Posted 2:39 PM, March, 16th 2017 by Manning Wolfe & filed under Books

Hi Ya’ll,

We’re trying something new for legal thriller lovers! We’ll be discussing a new book each month and talking about a legal issue or crime that was presented in the book. This month’s selection is Along Came a Spider by James Patterson.

In Along Came A Spider, Patterson’s plot revolves around ransom for the return of a kidnapped child. Ransom is a felony in Texas, as in other states. A defendant has committed the crime of kidnapping if he/she intentionally or knowingly abducts another person. The most publicized cases involve kidnapping of a child by one of the child’s parents. 

Along Came A Spider (2001) was Patterson’s first Alex Cross movie starting Morgan Freeman. Another favorite kidnap movie is Ransom (1996) starting Mel Gibson, Rene Russo, & Gary Sinise. If you’ve never seen it, its worth renting or buying from the box store bin. I remember waiting in line with a group of self-employed movie lovers trying to beat the crowds at noon on a Thursday when Ransom first came out.

Of course, the movies never stick to the letter of the law, but if you want to know what reality dictates for the crime of kidnapping, here’s the low down:

Aggravated kidnapping involves kidnapping combined with the intent to do one of the following:

  • Hold the victim for a ransom or reward;
  • Use the victim as a shield or hostage;
  • Aid in the commission of a felony or an escape after committing the felony;
  • Inflict bodily injury on the victim or sexually violate or abuse the victim;
  • Terrorize the victim or another person;
  • Interfere with the performance of any governmental or political function;
  • Uses or exhibits a deadly weapon during the crime.
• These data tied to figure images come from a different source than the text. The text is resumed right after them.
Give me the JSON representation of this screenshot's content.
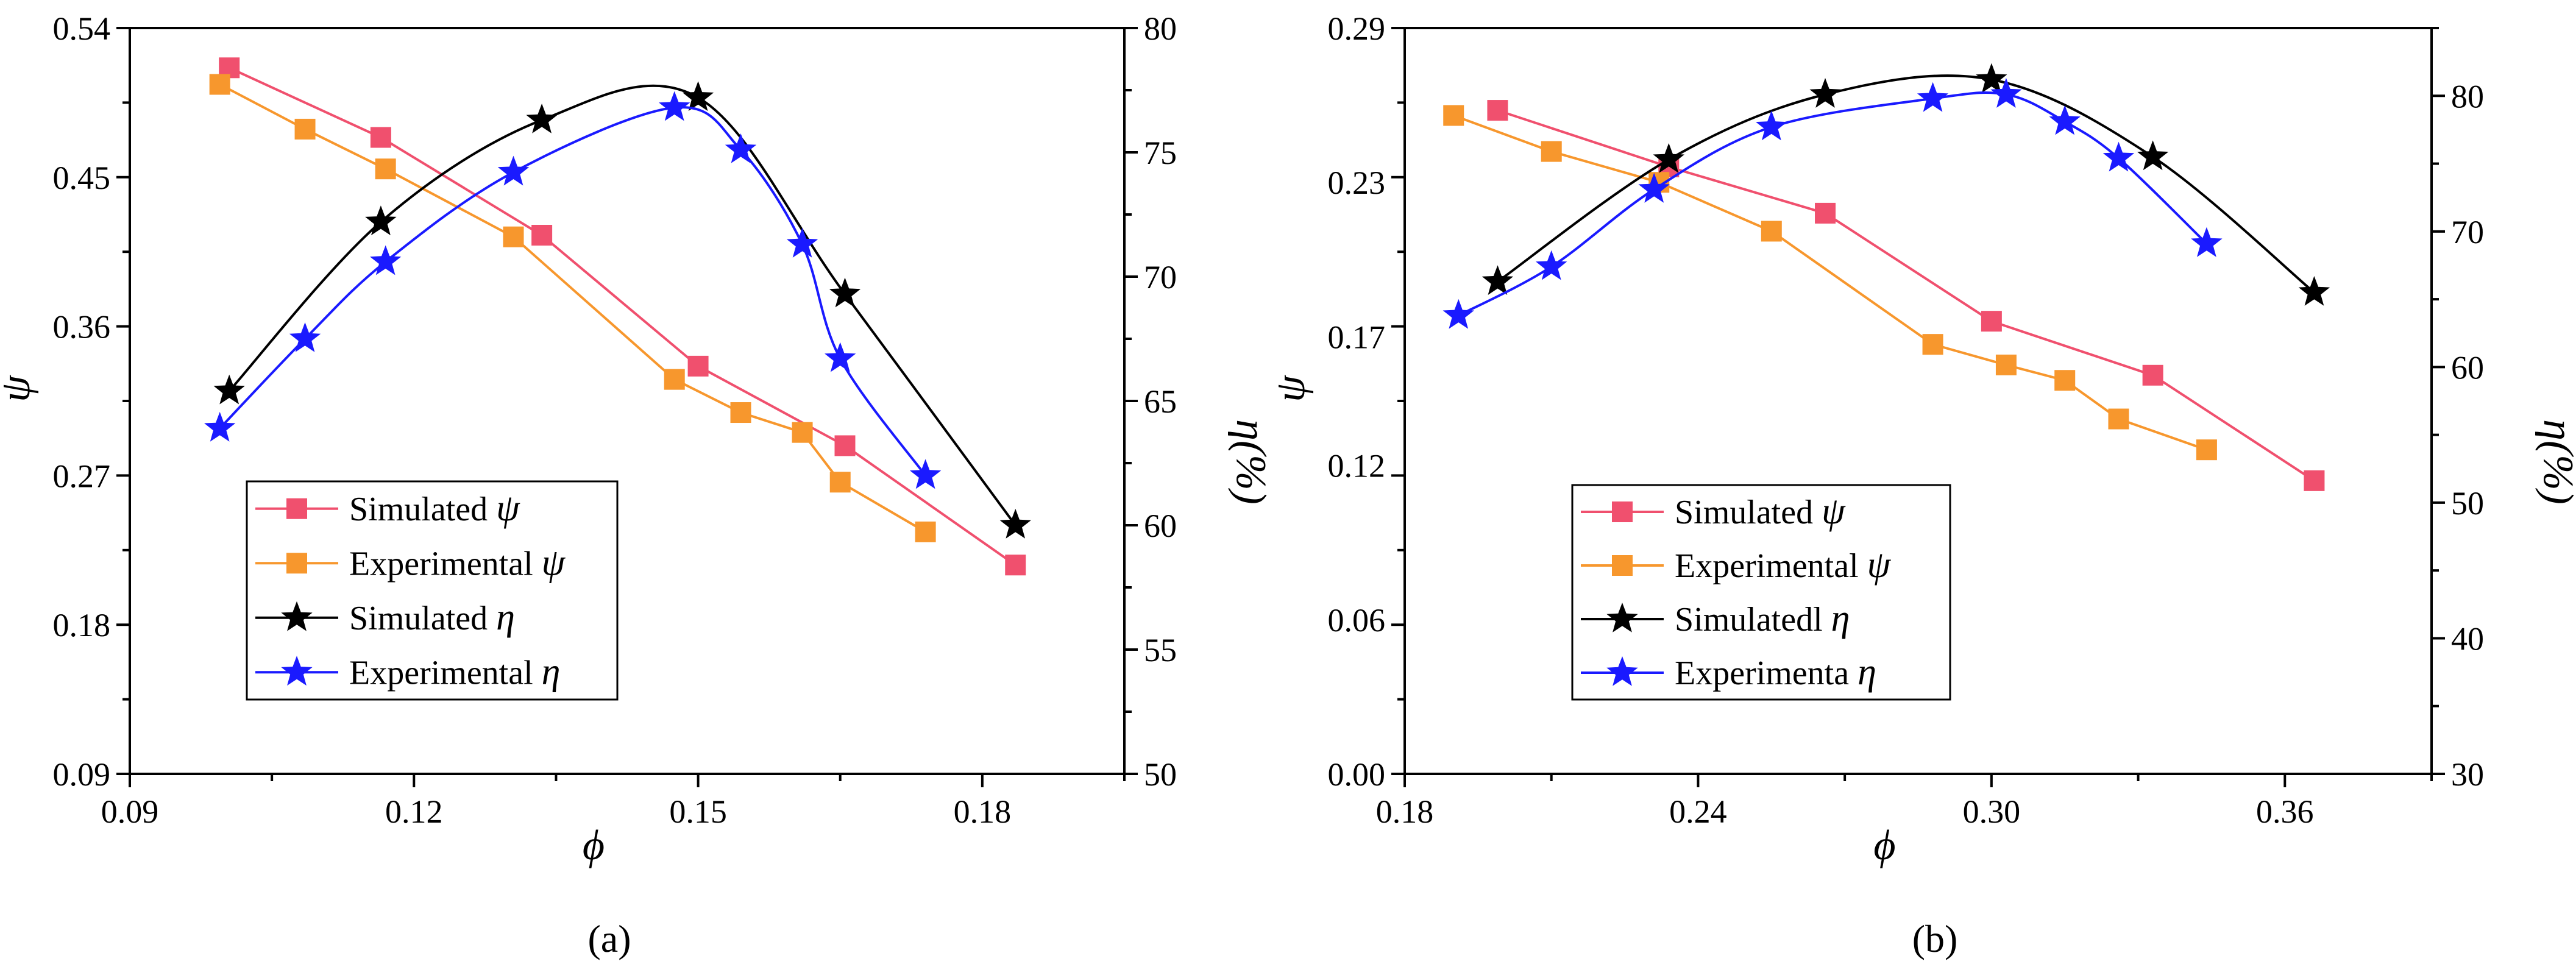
{
  "chart_data": [
    {
      "panel_label": "(a)",
      "type": "line",
      "xlabel": "ϕ",
      "ylabel_left": "ψ",
      "ylabel_right": "η(%)",
      "xlim": [
        0.09,
        0.195
      ],
      "ylim_left": [
        0.09,
        0.54
      ],
      "ylim_right": [
        50,
        80
      ],
      "x_ticks": [
        0.09,
        0.12,
        0.15,
        0.18
      ],
      "x_tick_labels": [
        "0.09",
        "0.12",
        "0.15",
        "0.18"
      ],
      "y_left_ticks": [
        0.09,
        0.18,
        0.27,
        0.36,
        0.45,
        0.54
      ],
      "y_left_tick_labels": [
        "0.09",
        "0.18",
        "0.27",
        "0.36",
        "0.45",
        "0.54"
      ],
      "y_right_ticks": [
        50,
        55,
        60,
        65,
        70,
        75,
        80
      ],
      "y_right_tick_labels": [
        "50",
        "55",
        "60",
        "65",
        "70",
        "75",
        "80"
      ],
      "legend_position": "bottom-left",
      "series": [
        {
          "name": "Simulated ψ",
          "label": "Simulated",
          "sym": "ψ",
          "axis": "left",
          "marker": "square",
          "color": "#f0506e",
          "smooth": false,
          "x": [
            0.1005,
            0.1165,
            0.1335,
            0.15,
            0.1655,
            0.1835
          ],
          "y": [
            0.516,
            0.474,
            0.415,
            0.336,
            0.288,
            0.216
          ]
        },
        {
          "name": "Experimental ψ",
          "label": "Experimental",
          "sym": "ψ",
          "axis": "left",
          "marker": "square",
          "color": "#f7972d",
          "smooth": false,
          "x": [
            0.0995,
            0.1085,
            0.117,
            0.1305,
            0.1475,
            0.1545,
            0.161,
            0.165,
            0.174
          ],
          "y": [
            0.506,
            0.479,
            0.455,
            0.414,
            0.328,
            0.308,
            0.296,
            0.266,
            0.236
          ]
        },
        {
          "name": "Simulated η",
          "label": "Simulated",
          "sym": "η",
          "axis": "right",
          "marker": "star",
          "color": "#000000",
          "smooth": true,
          "x": [
            0.1005,
            0.1165,
            0.1335,
            0.15,
            0.1655,
            0.1835
          ],
          "y": [
            65.4,
            72.2,
            76.3,
            77.2,
            69.3,
            60.0
          ]
        },
        {
          "name": "Experimental η",
          "label": "Experimental",
          "sym": "η",
          "axis": "right",
          "marker": "star",
          "color": "#1a1aff",
          "smooth": true,
          "x": [
            0.0995,
            0.1085,
            0.117,
            0.1305,
            0.1475,
            0.1545,
            0.161,
            0.165,
            0.174
          ],
          "y": [
            63.9,
            67.5,
            70.6,
            74.2,
            76.8,
            75.1,
            71.3,
            66.7,
            62.0
          ]
        }
      ]
    },
    {
      "panel_label": "(b)",
      "type": "line",
      "xlabel": "ϕ",
      "ylabel_left": "ψ",
      "ylabel_right": "η(%)",
      "xlim": [
        0.18,
        0.39
      ],
      "ylim_left": [
        0.0,
        0.29
      ],
      "ylim_right": [
        30,
        85
      ],
      "x_ticks": [
        0.18,
        0.24,
        0.3,
        0.36
      ],
      "x_tick_labels": [
        "0.18",
        "0.24",
        "0.30",
        "0.36"
      ],
      "y_left_ticks": [
        0.0,
        0.06,
        0.12,
        0.17,
        0.23,
        0.29
      ],
      "y_left_tick_labels": [
        "0.00",
        "0.06",
        "0.12",
        "0.17",
        "0.23",
        "0.29"
      ],
      "y_right_ticks": [
        30,
        40,
        50,
        60,
        70,
        80
      ],
      "y_right_tick_labels": [
        "30",
        "40",
        "50",
        "60",
        "70",
        "80"
      ],
      "legend_position": "bottom-left",
      "series": [
        {
          "name": "Simulated ψ",
          "label": "Simulated",
          "sym": "ψ",
          "axis": "left",
          "marker": "square",
          "color": "#f0506e",
          "smooth": false,
          "x": [
            0.199,
            0.234,
            0.266,
            0.3,
            0.333,
            0.366
          ],
          "y": [
            0.258,
            0.236,
            0.218,
            0.176,
            0.155,
            0.114
          ]
        },
        {
          "name": "Experimental ψ",
          "label": "Experimental",
          "sym": "ψ",
          "axis": "left",
          "marker": "square",
          "color": "#f7972d",
          "smooth": false,
          "x": [
            0.19,
            0.21,
            0.232,
            0.255,
            0.288,
            0.303,
            0.315,
            0.326,
            0.344
          ],
          "y": [
            0.256,
            0.242,
            0.23,
            0.211,
            0.167,
            0.159,
            0.153,
            0.138,
            0.126
          ]
        },
        {
          "name": "Simulatedl η",
          "label": "Simulatedl",
          "sym": "η",
          "axis": "right",
          "marker": "star",
          "color": "#000000",
          "smooth": true,
          "x": [
            0.199,
            0.234,
            0.266,
            0.3,
            0.333,
            0.366
          ],
          "y": [
            66.3,
            75.3,
            80.1,
            81.2,
            75.5,
            65.5
          ]
        },
        {
          "name": "Experimenta η",
          "label": "Experimenta",
          "sym": "η",
          "axis": "right",
          "marker": "star",
          "color": "#1a1aff",
          "smooth": true,
          "x": [
            0.191,
            0.21,
            0.231,
            0.255,
            0.288,
            0.303,
            0.315,
            0.326,
            0.344
          ],
          "y": [
            63.8,
            67.4,
            73.1,
            77.7,
            79.8,
            80.1,
            78.1,
            75.4,
            69.1
          ]
        }
      ]
    }
  ]
}
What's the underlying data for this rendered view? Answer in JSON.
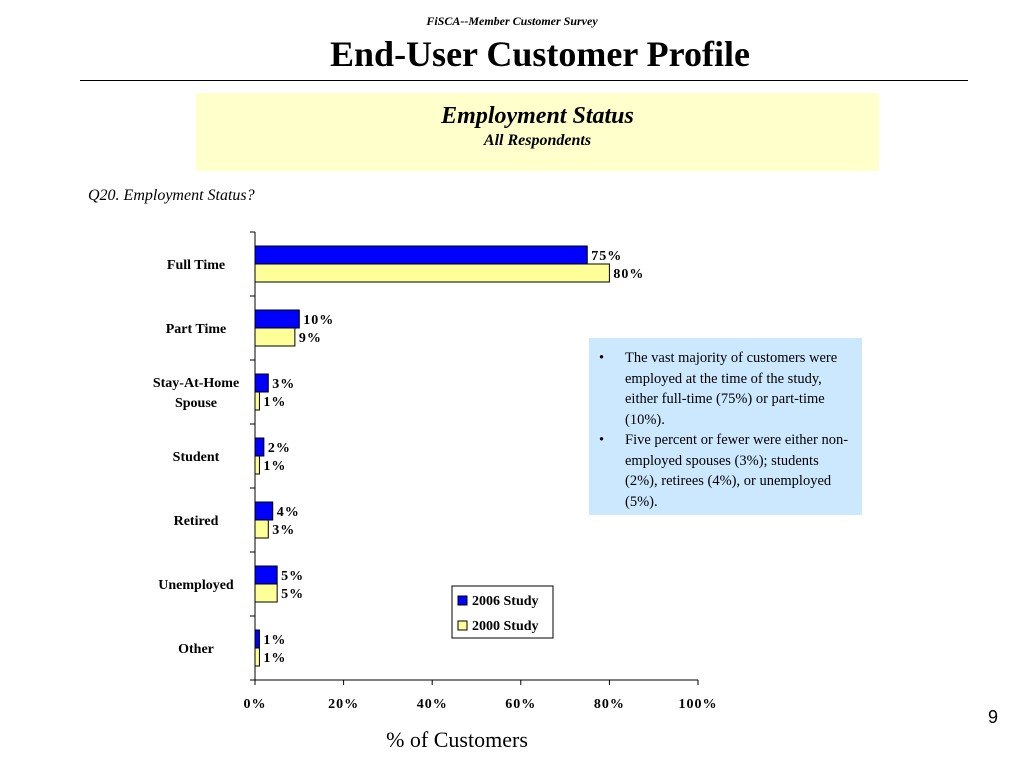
{
  "header": {
    "survey_title": "FiSCA--Member Customer Survey",
    "page_title": "End-User Customer Profile"
  },
  "banner": {
    "title": "Employment Status",
    "subtitle": "All Respondents"
  },
  "question": "Q20. Employment Status?",
  "callout": {
    "bullets": [
      "The vast majority of customers were employed at the time of the study, either full-time (75%) or part-time (10%).",
      "Five percent or fewer were either non-employed spouses (3%); students (2%), retirees (4%), or unemployed (5%)."
    ]
  },
  "page_number": "9",
  "chart_data": {
    "type": "bar",
    "orientation": "horizontal",
    "categories": [
      "Full Time",
      "Part Time",
      "Stay-At-Home Spouse",
      "Student",
      "Retired",
      "Unemployed",
      "Other"
    ],
    "series": [
      {
        "name": "2006 Study",
        "values": [
          75,
          10,
          3,
          2,
          4,
          5,
          1
        ],
        "color": "#0000ff"
      },
      {
        "name": "2000 Study",
        "values": [
          80,
          9,
          1,
          1,
          3,
          5,
          1
        ],
        "color": "#ffff99"
      }
    ],
    "xlabel": "% of Customers",
    "ylabel": "",
    "xlim": [
      0,
      100
    ],
    "x_ticks": [
      0,
      20,
      40,
      60,
      80,
      100
    ],
    "value_suffix": "%",
    "grid": false,
    "legend_position": "bottom-right"
  }
}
In court, there are defenses to kidnapping charges, including:

  • The defendant voluntarily released the victim in a safe place (This is only a partial defense.)
  • Lack of intent to use deadly force
  • Lack of knowledge
  • The defendant is a relative of the victim
  • The defendant's only intent was to gain lawful control of the victim


Most states classify the crime as a third degree felony. This usually carries a penalty of two to ten years in a state prison and/or a fine of up to $10,000. If the crime is elevated to aggravated kidnapping, the defendant will be charged with a first degree felony. This carries a penalty of five to ninety-nine years in a state prison and/or a fine of up to $10,000. 
In the case involved in Along Came A Spider, Patterson does not get to the penalty phase because of a dramatic twist in the book. Check it out to see what happens!